Irina on October 7, 2019

Let's look at the structure of the argument.Any popular television series (P) that is groundbreaking (Q) is critically acclaimed (R)

P ^ Q -> R

Contrapositive of this statement is :

~R -> ~P v ~ Q

If a show is not critically acclaimed, it is either not popular or not groundbreaking.

But not all popular television series are critically acclaimed.

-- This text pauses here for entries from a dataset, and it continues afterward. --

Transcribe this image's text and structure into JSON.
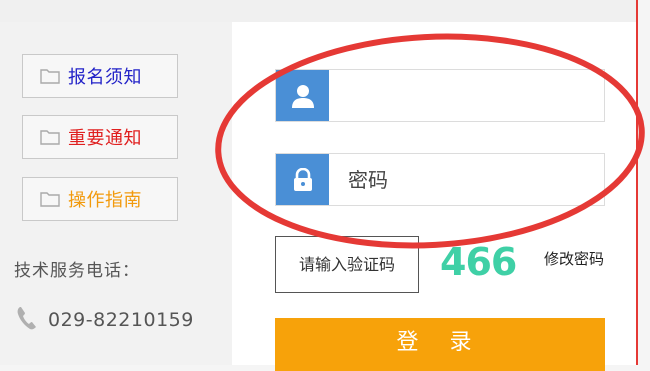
{
  "sidebar": {
    "items": [
      {
        "label": "报名须知",
        "color": "#2323c8",
        "icon": "folder-icon"
      },
      {
        "label": "重要通知",
        "color": "#e01f1f",
        "icon": "folder-icon"
      },
      {
        "label": "操作指南",
        "color": "#f29a0c",
        "icon": "folder-icon"
      }
    ],
    "support_label": "技术服务电话：",
    "phone_number": "029-82210159",
    "phone_icon": "phone-icon"
  },
  "login_form": {
    "username": {
      "value": "",
      "placeholder": "",
      "icon": "user-icon"
    },
    "password": {
      "value": "",
      "placeholder": "密码",
      "icon": "lock-icon"
    },
    "captcha": {
      "placeholder": "请输入验证码",
      "code": "466"
    },
    "change_password_label": "修改密码",
    "login_label": "登 录"
  },
  "colors": {
    "accent_blue": "#4a8fd6",
    "login_button": "#f7a20a",
    "captcha_green": "#3fd0a6",
    "annotation_red": "#e53935"
  }
}
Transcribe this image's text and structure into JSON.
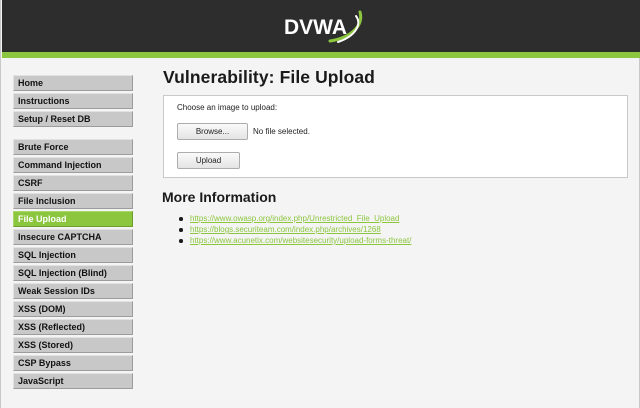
{
  "header": {
    "logo_text": "DVWA"
  },
  "sidebar": {
    "groups": [
      [
        "Home",
        "Instructions",
        "Setup / Reset DB"
      ],
      [
        "Brute Force",
        "Command Injection",
        "CSRF",
        "File Inclusion",
        "File Upload",
        "Insecure CAPTCHA",
        "SQL Injection",
        "SQL Injection (Blind)",
        "Weak Session IDs",
        "XSS (DOM)",
        "XSS (Reflected)",
        "XSS (Stored)",
        "CSP Bypass",
        "JavaScript"
      ]
    ],
    "selected": "File Upload"
  },
  "main": {
    "title": "Vulnerability: File Upload",
    "upload_label": "Choose an image to upload:",
    "browse_label": "Browse...",
    "file_status": "No file selected.",
    "upload_button": "Upload",
    "more_info_title": "More Information",
    "links": [
      "https://www.owasp.org/index.php/Unrestricted_File_Upload",
      "https://blogs.securiteam.com/index.php/archives/1268",
      "https://www.acunetix.com/websitesecurity/upload-forms-threat/"
    ]
  },
  "colors": {
    "accent_green": "#8cc63f",
    "header_bg": "#2d2d2d",
    "menu_bg": "#c8c8c8",
    "page_bg": "#f4f4f4"
  }
}
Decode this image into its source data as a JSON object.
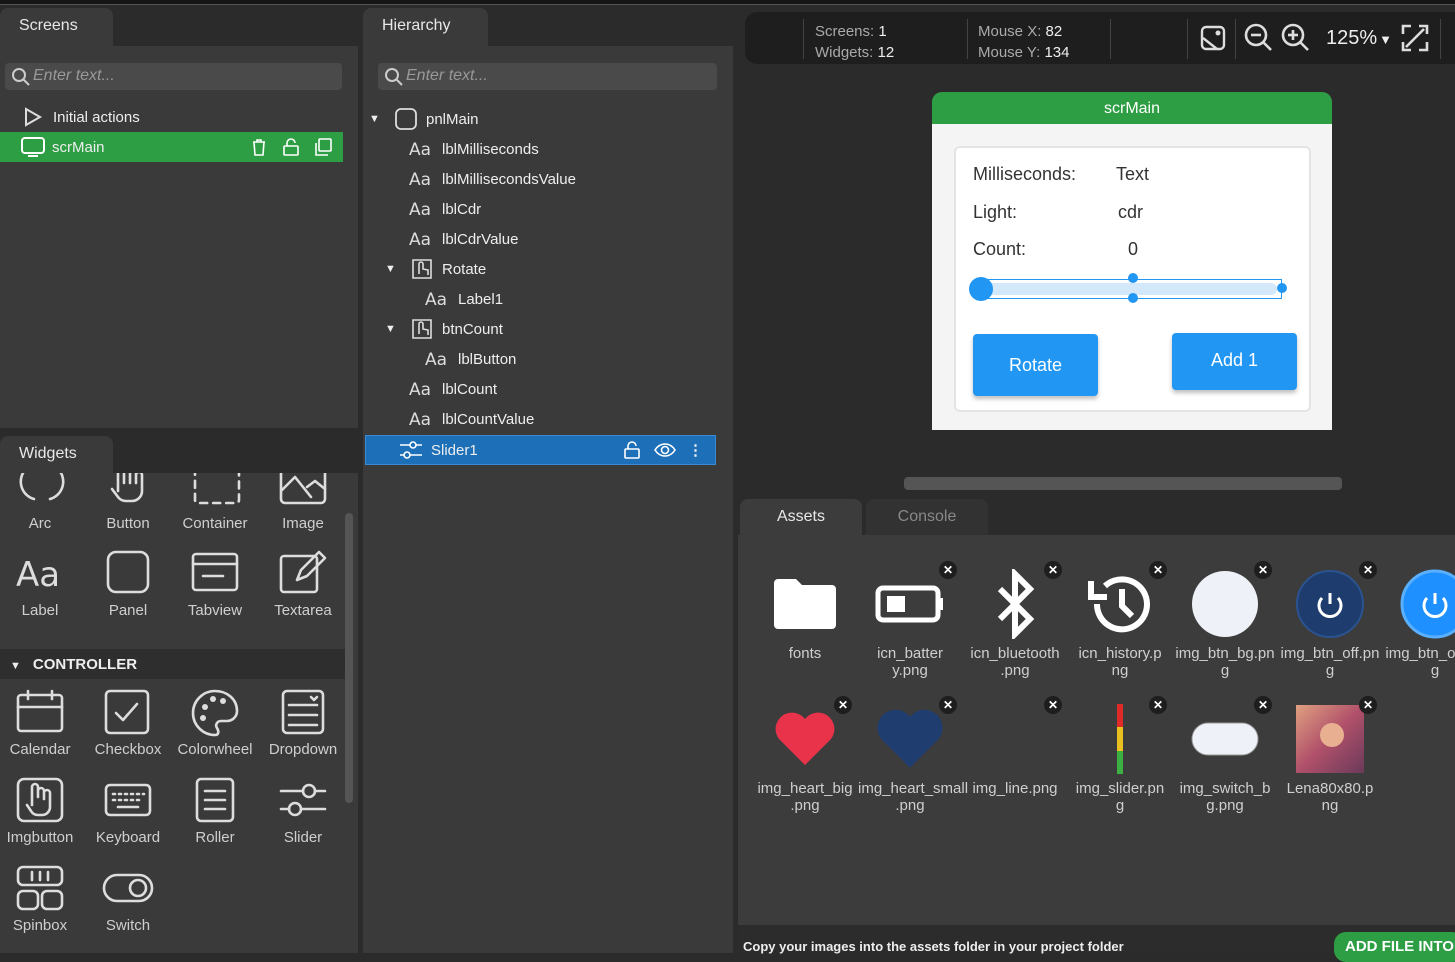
{
  "screens": {
    "tab": "Screens",
    "search_placeholder": "Enter text...",
    "items": [
      {
        "label": "Initial actions"
      },
      {
        "label": "scrMain"
      }
    ]
  },
  "widgets": {
    "tab": "Widgets",
    "section": "CONTROLLER",
    "basic": [
      {
        "label": "Arc",
        "icon": "arc-icon"
      },
      {
        "label": "Button",
        "icon": "button-icon"
      },
      {
        "label": "Container",
        "icon": "container-icon"
      },
      {
        "label": "Image",
        "icon": "image-icon"
      },
      {
        "label": "Label",
        "icon": "label-icon"
      },
      {
        "label": "Panel",
        "icon": "panel-icon"
      },
      {
        "label": "Tabview",
        "icon": "tabview-icon"
      },
      {
        "label": "Textarea",
        "icon": "textarea-icon"
      }
    ],
    "controller": [
      {
        "label": "Calendar",
        "icon": "calendar-icon"
      },
      {
        "label": "Checkbox",
        "icon": "checkbox-icon"
      },
      {
        "label": "Colorwheel",
        "icon": "colorwheel-icon"
      },
      {
        "label": "Dropdown",
        "icon": "dropdown-icon"
      },
      {
        "label": "Imgbutton",
        "icon": "imgbutton-icon"
      },
      {
        "label": "Keyboard",
        "icon": "keyboard-icon"
      },
      {
        "label": "Roller",
        "icon": "roller-icon"
      },
      {
        "label": "Slider",
        "icon": "slider-icon"
      },
      {
        "label": "Spinbox",
        "icon": "spinbox-icon"
      },
      {
        "label": "Switch",
        "icon": "switch-icon"
      }
    ]
  },
  "hierarchy": {
    "tab": "Hierarchy",
    "search_placeholder": "Enter text...",
    "items": [
      {
        "label": "pnlMain",
        "type": "panel",
        "depth": 0,
        "expanded": true
      },
      {
        "label": "lblMilliseconds",
        "type": "label",
        "depth": 1
      },
      {
        "label": "lblMillisecondsValue",
        "type": "label",
        "depth": 1
      },
      {
        "label": "lblCdr",
        "type": "label",
        "depth": 1
      },
      {
        "label": "lblCdrValue",
        "type": "label",
        "depth": 1
      },
      {
        "label": "Rotate",
        "type": "button",
        "depth": 1,
        "expanded": true
      },
      {
        "label": "Label1",
        "type": "label",
        "depth": 2
      },
      {
        "label": "btnCount",
        "type": "button",
        "depth": 1,
        "expanded": true
      },
      {
        "label": "lblButton",
        "type": "label",
        "depth": 2
      },
      {
        "label": "lblCount",
        "type": "label",
        "depth": 1
      },
      {
        "label": "lblCountValue",
        "type": "label",
        "depth": 1
      },
      {
        "label": "Slider1",
        "type": "slider",
        "depth": 1,
        "selected": true
      }
    ]
  },
  "toolbar": {
    "screens_label": "Screens:",
    "screens": "1",
    "widgets_label": "Widgets:",
    "widgets": "12",
    "mouse_x_label": "Mouse X:",
    "mouse_x": "82",
    "mouse_y_label": "Mouse Y:",
    "mouse_y": "134",
    "zoom": "125%"
  },
  "preview": {
    "screen_title": "scrMain",
    "ms_label": "Milliseconds:",
    "ms_value": "Text",
    "light_label": "Light:",
    "light_value": "cdr",
    "count_label": "Count:",
    "count_value": "0",
    "slider_value": 0,
    "rotate_btn": "Rotate",
    "add_btn": "Add 1"
  },
  "assets": {
    "tabs": [
      "Assets",
      "Console"
    ],
    "items": [
      {
        "name": "fonts",
        "kind": "folder"
      },
      {
        "name": "icn_battery.png"
      },
      {
        "name": "icn_bluetooth.png"
      },
      {
        "name": "icn_history.png"
      },
      {
        "name": "img_btn_bg.png"
      },
      {
        "name": "img_btn_off.png"
      },
      {
        "name": "img_btn_on.png"
      },
      {
        "name": "img_heart_big.png"
      },
      {
        "name": "img_heart_small.png"
      },
      {
        "name": "img_line.png"
      },
      {
        "name": "img_slider.png"
      },
      {
        "name": "img_switch_bg.png"
      },
      {
        "name": "Lena80x80.png"
      }
    ],
    "footer": "Copy your images into the assets folder in your project folder",
    "add_button": "ADD FILE INTO"
  },
  "colors": {
    "accent_green": "#2e9e44",
    "selection_blue": "#1d6fb8",
    "lvgl_blue": "#2196f3"
  }
}
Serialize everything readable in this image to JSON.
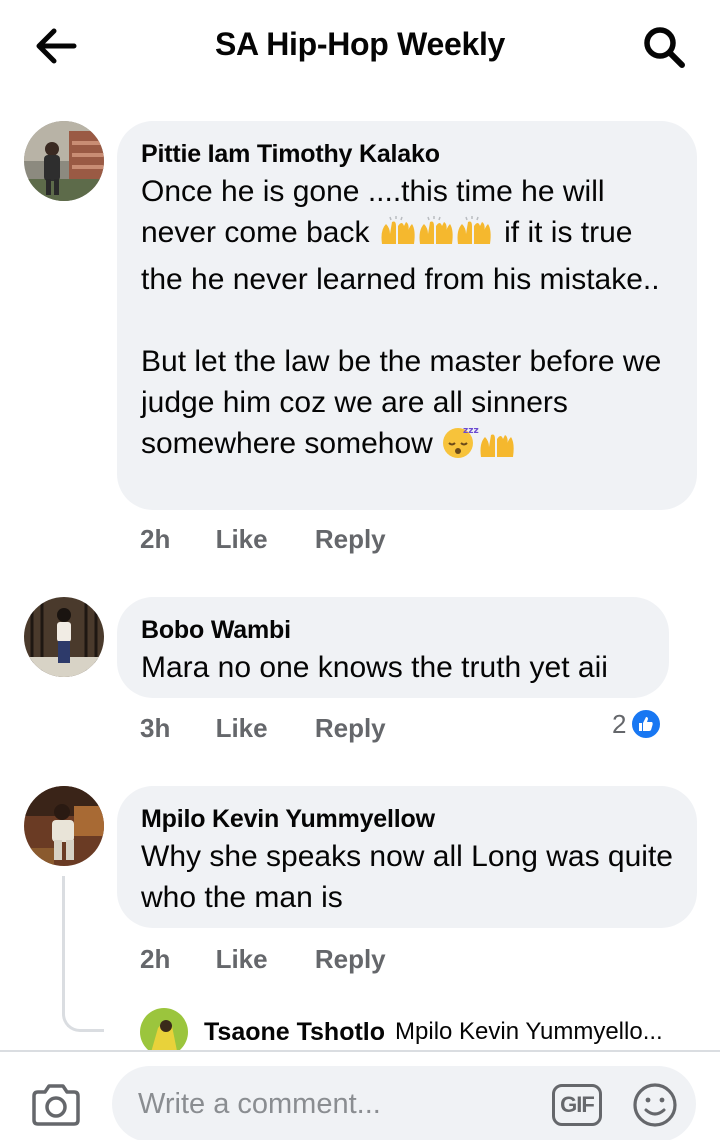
{
  "header": {
    "title": "SA Hip-Hop Weekly",
    "back_icon": "arrow-left-icon",
    "search_icon": "search-icon"
  },
  "comments": [
    {
      "author": "Pittie Iam Timothy Kalako",
      "text_part1": "Once he is gone ....this time he will never come back",
      "text_part2": " if it is true the he never learned from his mistake..",
      "text_part3": "But let the law be the master before we judge him coz we are all sinners somewhere somehow",
      "time": "2h",
      "like_label": "Like",
      "reply_label": "Reply"
    },
    {
      "author": "Bobo Wambi",
      "text": "Mara no one knows the truth yet aii",
      "time": "3h",
      "like_label": "Like",
      "reply_label": "Reply",
      "reaction_count": "2"
    },
    {
      "author": "Mpilo Kevin Yummyellow",
      "text": "Why she speaks now all Long was quite who the man is",
      "time": "2h",
      "like_label": "Like",
      "reply_label": "Reply",
      "reply_preview": {
        "author": "Tsaone Tshotlo",
        "snippet": "Mpilo Kevin Yummyello..."
      }
    }
  ],
  "composer": {
    "placeholder": "Write a comment...",
    "gif_label": "GIF"
  },
  "colors": {
    "bubble": "#f0f2f5",
    "meta_text": "#65676b",
    "like_blue": "#1877f2"
  }
}
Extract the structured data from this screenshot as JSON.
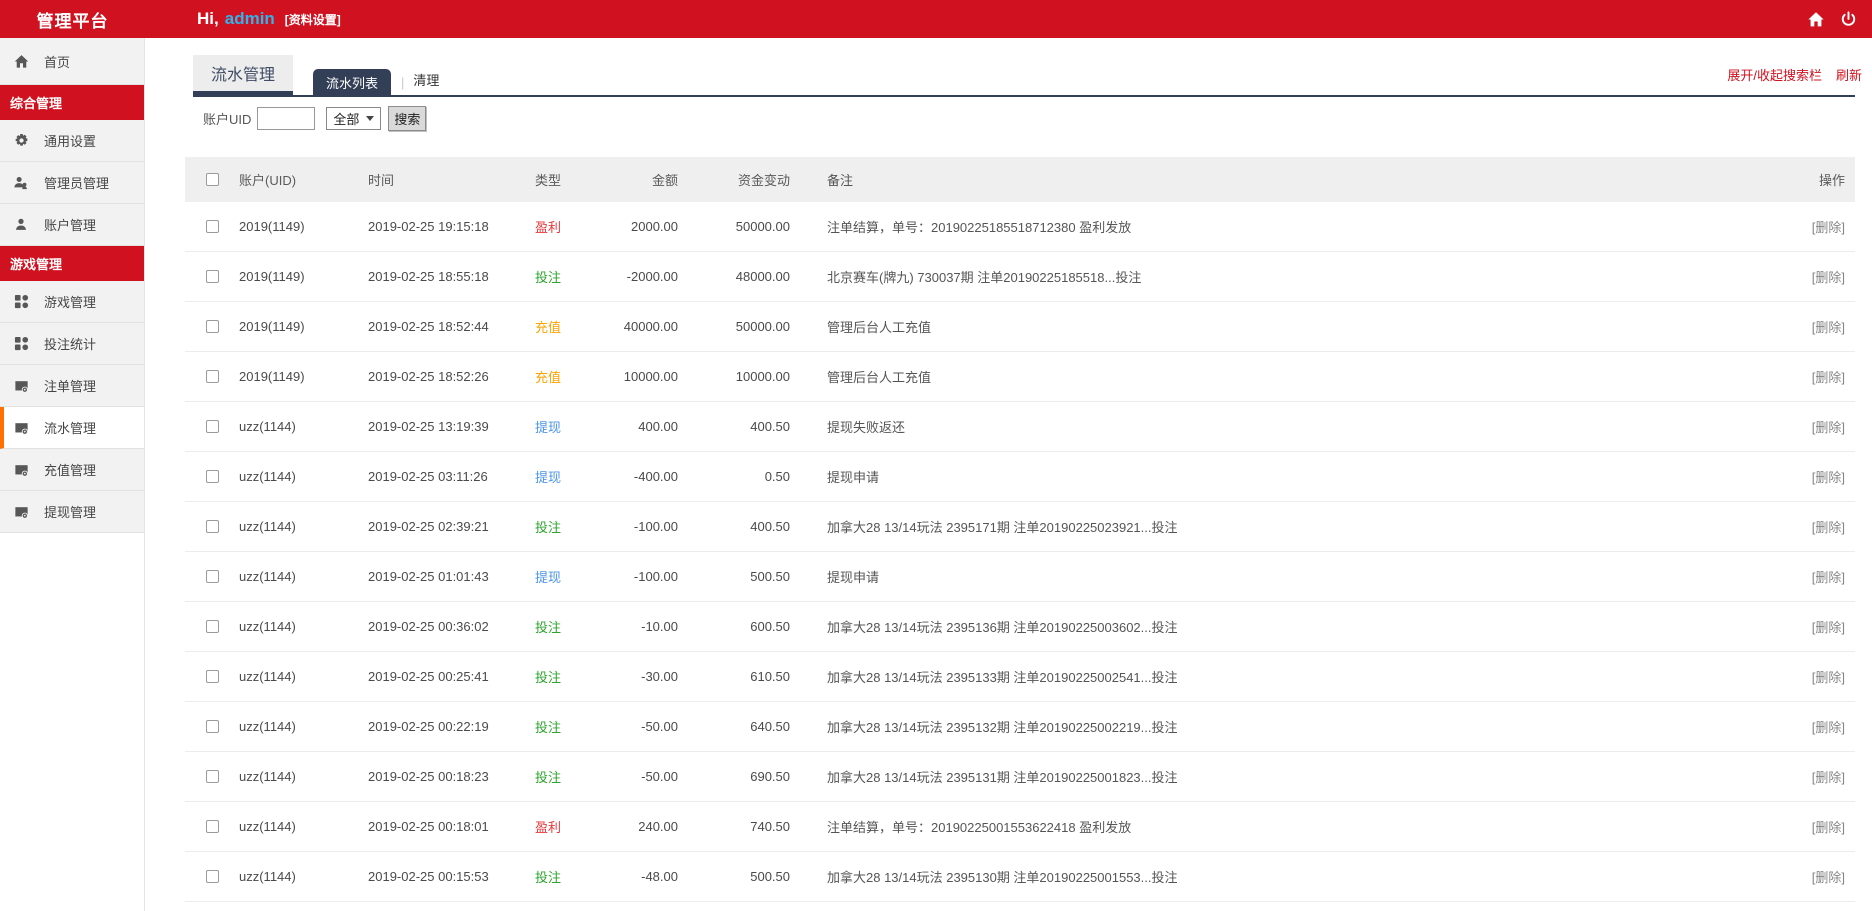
{
  "colors": {
    "brand_red": "#d0111f",
    "tab_navy": "#323f57",
    "active_orange": "#ff7000",
    "username_blue": "#2fb3ea",
    "delete_gray": "#868686"
  },
  "header": {
    "brand": "管理平台",
    "greeting": "Hi,",
    "username": "admin",
    "profile_link": "[资料设置]",
    "icons": [
      "home-icon",
      "power-icon"
    ]
  },
  "sidebar": {
    "items": [
      {
        "key": "home",
        "label": "首页",
        "icon": "home",
        "type": "item"
      },
      {
        "key": "general",
        "label": "综合管理",
        "type": "section"
      },
      {
        "key": "general-settings",
        "label": "通用设置",
        "icon": "gear",
        "type": "item"
      },
      {
        "key": "admin-management",
        "label": "管理员管理",
        "icon": "users",
        "type": "item"
      },
      {
        "key": "account-management",
        "label": "账户管理",
        "icon": "user",
        "type": "item"
      },
      {
        "key": "game",
        "label": "游戏管理",
        "type": "section"
      },
      {
        "key": "game-management",
        "label": "游戏管理",
        "icon": "grid",
        "type": "item"
      },
      {
        "key": "bet-stats",
        "label": "投注统计",
        "icon": "grid",
        "type": "item"
      },
      {
        "key": "order-management",
        "label": "注单管理",
        "icon": "doc",
        "type": "item"
      },
      {
        "key": "flow-management",
        "label": "流水管理",
        "icon": "doc",
        "type": "item",
        "active": true
      },
      {
        "key": "recharge-management",
        "label": "充值管理",
        "icon": "doc",
        "type": "item"
      },
      {
        "key": "withdraw-management",
        "label": "提现管理",
        "icon": "doc",
        "type": "item"
      }
    ]
  },
  "toolbar": {
    "toggle_search": "展开/收起搜索栏",
    "refresh": "刷新"
  },
  "tabs": {
    "main": "流水管理",
    "sub_active": "流水列表",
    "separator": "|",
    "sub_other": "清理"
  },
  "search": {
    "label": "账户UID",
    "input_value": "",
    "select_value": "全部",
    "button": "搜索"
  },
  "table": {
    "headers": {
      "account": "账户(UID)",
      "time": "时间",
      "type": "类型",
      "amount": "金额",
      "balance": "资金变动",
      "remark": "备注",
      "action": "操作"
    },
    "delete_label": "[删除]",
    "type_colors": {
      "盈利": "#e4393c",
      "投注": "#2ca52c",
      "充值": "#ffa200",
      "提现": "#4a94e8"
    },
    "rows": [
      {
        "account": "2019(1149)",
        "time": "2019-02-25 19:15:18",
        "type": "盈利",
        "amount": "2000.00",
        "balance": "50000.00",
        "remark": "注单结算，单号：20190225185518712380 盈利发放"
      },
      {
        "account": "2019(1149)",
        "time": "2019-02-25 18:55:18",
        "type": "投注",
        "amount": "-2000.00",
        "balance": "48000.00",
        "remark": "北京赛车(牌九) 730037期 注单20190225185518...投注"
      },
      {
        "account": "2019(1149)",
        "time": "2019-02-25 18:52:44",
        "type": "充值",
        "amount": "40000.00",
        "balance": "50000.00",
        "remark": "管理后台人工充值"
      },
      {
        "account": "2019(1149)",
        "time": "2019-02-25 18:52:26",
        "type": "充值",
        "amount": "10000.00",
        "balance": "10000.00",
        "remark": "管理后台人工充值"
      },
      {
        "account": "uzz(1144)",
        "time": "2019-02-25 13:19:39",
        "type": "提现",
        "amount": "400.00",
        "balance": "400.50",
        "remark": "提现失败返还"
      },
      {
        "account": "uzz(1144)",
        "time": "2019-02-25 03:11:26",
        "type": "提现",
        "amount": "-400.00",
        "balance": "0.50",
        "remark": "提现申请"
      },
      {
        "account": "uzz(1144)",
        "time": "2019-02-25 02:39:21",
        "type": "投注",
        "amount": "-100.00",
        "balance": "400.50",
        "remark": "加拿大28 13/14玩法 2395171期 注单20190225023921...投注"
      },
      {
        "account": "uzz(1144)",
        "time": "2019-02-25 01:01:43",
        "type": "提现",
        "amount": "-100.00",
        "balance": "500.50",
        "remark": "提现申请"
      },
      {
        "account": "uzz(1144)",
        "time": "2019-02-25 00:36:02",
        "type": "投注",
        "amount": "-10.00",
        "balance": "600.50",
        "remark": "加拿大28 13/14玩法 2395136期 注单20190225003602...投注"
      },
      {
        "account": "uzz(1144)",
        "time": "2019-02-25 00:25:41",
        "type": "投注",
        "amount": "-30.00",
        "balance": "610.50",
        "remark": "加拿大28 13/14玩法 2395133期 注单20190225002541...投注"
      },
      {
        "account": "uzz(1144)",
        "time": "2019-02-25 00:22:19",
        "type": "投注",
        "amount": "-50.00",
        "balance": "640.50",
        "remark": "加拿大28 13/14玩法 2395132期 注单20190225002219...投注"
      },
      {
        "account": "uzz(1144)",
        "time": "2019-02-25 00:18:23",
        "type": "投注",
        "amount": "-50.00",
        "balance": "690.50",
        "remark": "加拿大28 13/14玩法 2395131期 注单20190225001823...投注"
      },
      {
        "account": "uzz(1144)",
        "time": "2019-02-25 00:18:01",
        "type": "盈利",
        "amount": "240.00",
        "balance": "740.50",
        "remark": "注单结算，单号：20190225001553622418 盈利发放"
      },
      {
        "account": "uzz(1144)",
        "time": "2019-02-25 00:15:53",
        "type": "投注",
        "amount": "-48.00",
        "balance": "500.50",
        "remark": "加拿大28 13/14玩法 2395130期 注单20190225001553...投注"
      }
    ]
  }
}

This statement tells us that P is true but R is false - popular but not acclaimed. We can see from the first premise, that if R is false, then either P or Q must be false:

~ R -> ~P v ~ Q

Since we know that P is true, we can conclude that Q is false (not all shows are groundbreaking)

Therefore, ~Q.

Let's look at the pattern of reasoning in (C) & (E):

(C) If biography is unbiased (P), it contains embarrassing facts (Q) about the subject.

P -> Q

The contrapositive of this premise is:

~Q -> ~P

Since not all biographies contain embarrassing facts (~Q), then not all biographies are unbiased.

~Q

Therefore, ~ P

This is a valid argument, per premise (1), we can conclude that if ~Q is true, then ~P is true.

Let's compare it to (E):

If a book is worth reading (P), it is worth buying (Q)

P -> Q

Since not all books are worth reading, not all books are worth buying

~P

Therefore, ~Q

This is in an invalid argument as it commits a logical fallacy of mistaken reversal. We can only conclude that ~Q -> ~P (a proper contrapositive of the first premise), we cannot conclude ~Q when ~P is true.

Let me know if this makes sense and if you have any further questions.

~

on January 21, 2021

I am still not understanding why is E is incorrect?